Animal models and observational studies of omega-3 EPA and DHA have shown an association between higher levels of these fatty acids and lower incidence of AD and dementia. To date, however, clinical trials testing the direct effects of omega-3 supplementation on AD have by and large come up with disappointing results. Until now.
Although a previous study tested the effects of high doses of omega-3 on blood and cerebrospinal fluid (CSF, the fluid that bathes the brain) in patients with AD, this new study is the first to examine this question in people without AD.
The study population consisted of 33 participants from Los Angeles-men and women aged 55 and older who, although not being cognitively impaired themselves, had a family history of the disease. Typically American, they had generally sedentary lifestyles and they ate little to no fatty fish. None had taken omega-3 fatty acid capsules for at least three months prior to the study.
Approximately half of the group (15 people) carried a gene variant known as APOE4, which is linked to inflammation in the brain and is a known factor for increasing AD risk by a factor of four or more.
Those in the treatment group were required to take omega-3 supplements containing 2,152 mg of DHA for 6 months and were also provided instruction to otherwise limit their polyunsaturated fatty acid intake. The control group was instructed to take similarly looking placebo capsules that contained corn/soy oil. Both groups were instructed to take daily vitamin B complex supplements, which help the body process omega-3s.
All participants were seen three times: at screening, baseline and 6 months (end of study). The researchers were looking for changes in plasma and CSF levels of DHA and EPA and how these correlated with APOE status (E4 or not) and CSF levels of a biomarker of brain amyloid deposition (A-beta-42). Cognitive function tests were also given.
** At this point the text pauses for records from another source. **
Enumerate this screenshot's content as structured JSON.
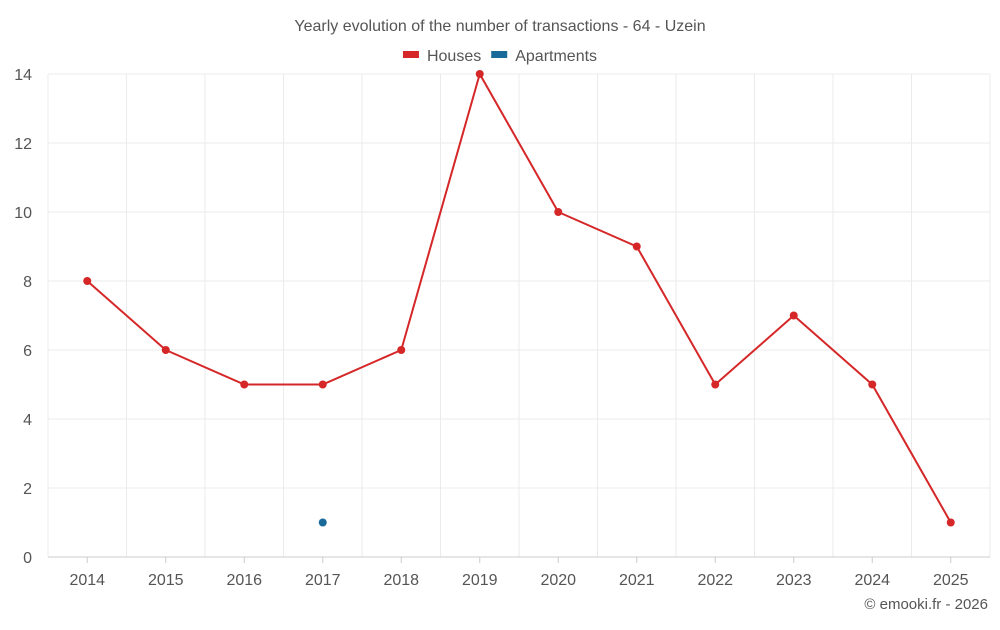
{
  "chart_data": {
    "type": "line",
    "title": "Yearly evolution of the number of transactions - 64 - Uzein",
    "xlabel": "",
    "ylabel": "",
    "categories": [
      "2014",
      "2015",
      "2016",
      "2017",
      "2018",
      "2019",
      "2020",
      "2021",
      "2022",
      "2023",
      "2024",
      "2025"
    ],
    "ylim": [
      0,
      14
    ],
    "yticks": [
      0,
      2,
      4,
      6,
      8,
      10,
      12,
      14
    ],
    "grid": true,
    "legend_position": "top-center",
    "series": [
      {
        "name": "Houses",
        "color": "#d62728",
        "values": [
          8,
          6,
          5,
          5,
          6,
          14,
          10,
          9,
          5,
          7,
          5,
          1
        ]
      },
      {
        "name": "Apartments",
        "color": "#1a6a9a",
        "values": [
          null,
          null,
          null,
          1,
          null,
          null,
          null,
          null,
          null,
          null,
          null,
          null
        ]
      }
    ]
  },
  "credit": "© emooki.fr - 2026"
}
This study used a daily dose over 2 grams of DHA, a dose that far exceeded what has typically been used in previous clinical trials using 1 gram of omega-3s to assess the preventive power of omega-3s.
At the study's conclusion, the treatment group had a 200% increase in their blood plasma DHA levels compared with the placebo group, but the DHA in the CSF went up by only 28%. However, that 28% increase was better than that previously reported with lower DHA doses.
In both the plasma and CSF measurements, the percentage increase for DHA for those who did not carry a copy of the APOE4 gene (which is the case for about 75% of Americans) tended to be higher than for those who were carriers.
Further, those in the treatment group who did not carry the APOE4 gene variant showed an increase of EPA in their CSF, which was three times greater than that seen in the APOE4 carriers. (Recall that only DHA was supplemented, not EPA. This finding implies that DHA can, to some extent, raise both DHA and EPA levels in the body.)
The study authors believe these results hint that omega-3 levels in the blood may not indicate how much EPA and DHA is reaching the brain. According to OmegaQuant's Dr. Bill Harris, that's to be expected because of the blood-brain barrier, which carefully protects the brain by letting only certain compounds in from the blood, potentially making it harder for some nutrients to reach the brain.
"Therefore, future research should strongly consider whether a dose of 2 grams daily of omega-3 is enough to find benefit for a disease like AD or whether even higher doses should be administered," Dr. Harris explained. "This may be especially true for those who have known risk factors for AD, such as carrying the APOE4 gene variant. It appears that these people may be less able to transfer DHA from the blood to the brain than those who don't carry the gene."
Dr. Harris was not an author on this study; however, OmegaQuant conducted the fatty acid analysis.
As for the researchers, the results of their study were sufficiently intriguing to attract funding for a larger trial for which recruitment is underway. They plan to follow more than 300 participants over a two-year period to examine whether high doses of omega-3s can slow cognitive decline in the carriers of the APOE4 gene.